Prior to that, there were a few bumps on the path to grandmother's house. The first act of Woods is famously intricate, with a book that starts and stops repeatedly as librettist Lapine weaves together his separate tales with Sondheim's many songs. At Reagle, at least on opening weekend, all this didn't quite cohere - subtle gaps and beats kept slowing things down, and at the same time the advance of the "First" and "Second" Midnights didn't quite register. The set - a striking statement in which trees would descend onto the pages of an open book - didn't seem to help things; several actors tripped over its steps, and it seemed to subtly frustrate director Stacey Stephens's attempts at flow. Still, in the more simply-structured second act, things improved, and the assembled ensemble shown all the brighter.

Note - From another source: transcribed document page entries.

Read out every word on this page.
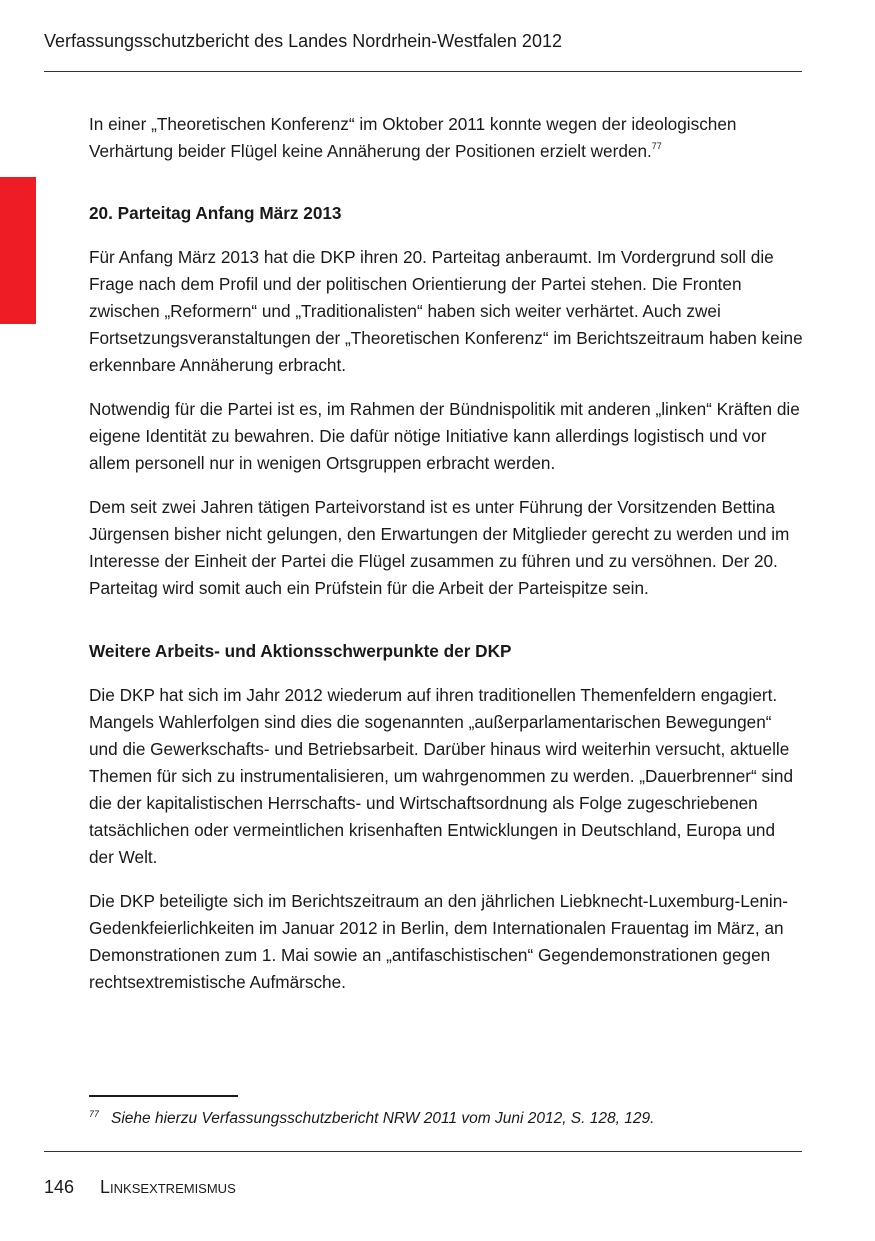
Verfassungsschutzbericht des Landes Nordrhein-Westfalen 2012

In einer „Theoretischen Konferenz“ im Oktober 2011 konnte wegen der ideologischen Verhärtung beider Flügel keine Annäherung der Positionen erzielt werden.$^{77}$

20. Parteitag Anfang März 2013

Für Anfang März 2013 hat die DKP ihren 20. Parteitag anberaumt. Im Vordergrund soll die Frage nach dem Profil und der politischen Orientierung der Partei stehen. Die Fronten zwischen „Reformern“ und „Traditionalisten“ haben sich weiter verhärtet. Auch zwei Fortsetzungsveranstaltungen der „Theoretischen Konferenz“ im Berichtszeitraum haben keine erkennbare Annäherung erbracht.

Notwendig für die Partei ist es, im Rahmen der Bündnispolitik mit anderen „linken“ Kräften die eigene Identität zu bewahren. Die dafür nötige Initiative kann allerdings logistisch und vor allem personell nur in wenigen Ortsgruppen erbracht werden.

Dem seit zwei Jahren tätigen Parteivorstand ist es unter Führung der Vorsitzenden Bettina Jürgensen bisher nicht gelungen, den Erwartungen der Mitglieder gerecht zu werden und im Interesse der Einheit der Partei die Flügel zusammen zu führen und zu versöhnen. Der 20. Parteitag wird somit auch ein Prüfstein für die Arbeit der Parteispitze sein.

Weitere Arbeits- und Aktionsschwerpunkte der DKP

Die DKP hat sich im Jahr 2012 wiederum auf ihren traditionellen Themenfeldern engagiert. Mangels Wahlerfolgen sind dies die sogenannten „außerparlamentarischen Bewegungen“ und die Gewerkschafts- und Betriebsarbeit. Darüber hinaus wird weiterhin versucht, aktuelle Themen für sich zu instrumentalisieren, um wahrgenommen zu werden. „Dauerbrenner“ sind die der kapitalistischen Herrschafts- und Wirtschaftsordnung als Folge zugeschriebenen tatsächlichen oder vermeintlichen krisenhaften Entwicklungen in Deutschland, Europa und der Welt.

Die DKP beteiligte sich im Berichtszeitraum an den jährlichen Liebknecht-Luxemburg-Lenin-Gedenkfeierlichkeiten im Januar 2012 in Berlin, dem Internationalen Frauentag im März, an Demonstrationen zum 1. Mai sowie an „antifaschistischen“ Gegendemonstrationen gegen rechtsextremistische Aufmärsche.

$^{77}$ Siehe hierzu Verfassungsschutzbericht NRW 2011 vom Juni 2012, S. 128, 129.
146 Linksextremismus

Chief among these many lights was Rachel York, a Broadway vet (and Reagle regular) without a real peer in Boston in terms of musical theatre ability. She won the IRNE for last summer's Hello, Dolly!, and something tells me she'll be back in contention next spring for her work here; her Witch is both hilariously broad and yet - amazingly - deeply touching; her rendition of "Stay with Me" was the most wrenching I've ever heard, in fact. Damn, this gal has chops.


The surviving - I mean supporting - cast of this grim fairy tale - Gregory Isaac Stone, McCaela Donovan, Doug Jabara and Allison Russell.

Barely a step behind York, however - despite those glass slippers - was local star McCaela Donovan as Cinderella. Donovan recently impressed as Yum-Yum in the New Rep's Hot Mikado, and she carried on - after a slightly-subdued start - at the same high level here; as noted, I'll never forget her take on "No One is Alone;" with any justice, it would become the standard version.

The supporting cast likewise glittered - I particularly savored the subtle acting and rich singing voices of Shannon Lee Jones and Doug Jabara as the Baker and his Wife, as well as Allison Russell's satisfied sense of happy appetite as the obnoxious Little Red Riding Hood. Alas, Ayal Miodovnik was somewhat hampered as the Big Bad Wolf by a cumbersome mask, but he was a lot of fun as the fatuously swaggering Prince, and newcomers Gregory Isaac Stone and Brennan Roach impressed as Jack and Rapunzel's Prince, respectively.

There were a few gaps in the ensemble - Catherine Lee Christie contributed a fine singing voice but not much more as Jack's mother, and in the part of the Narrator, local TV personality Scott Wahle came off as - well, a local TV personality (his costume of anchorman-suit-and-tie didn't help things); to be fair, Wahle was better, but hardly outstanding, as the script's "mysterious old man."

These missteps were forgotten, however, amid the production's many pleasures. In fact, I'd say the other theatres in town should watch their backs; as I predicted last summer, Reagle seems to see an opening for a jump from a "merely" community-based theatre into a full-fledged regional presence, and with Into the Woods, they're putting their best foot forward.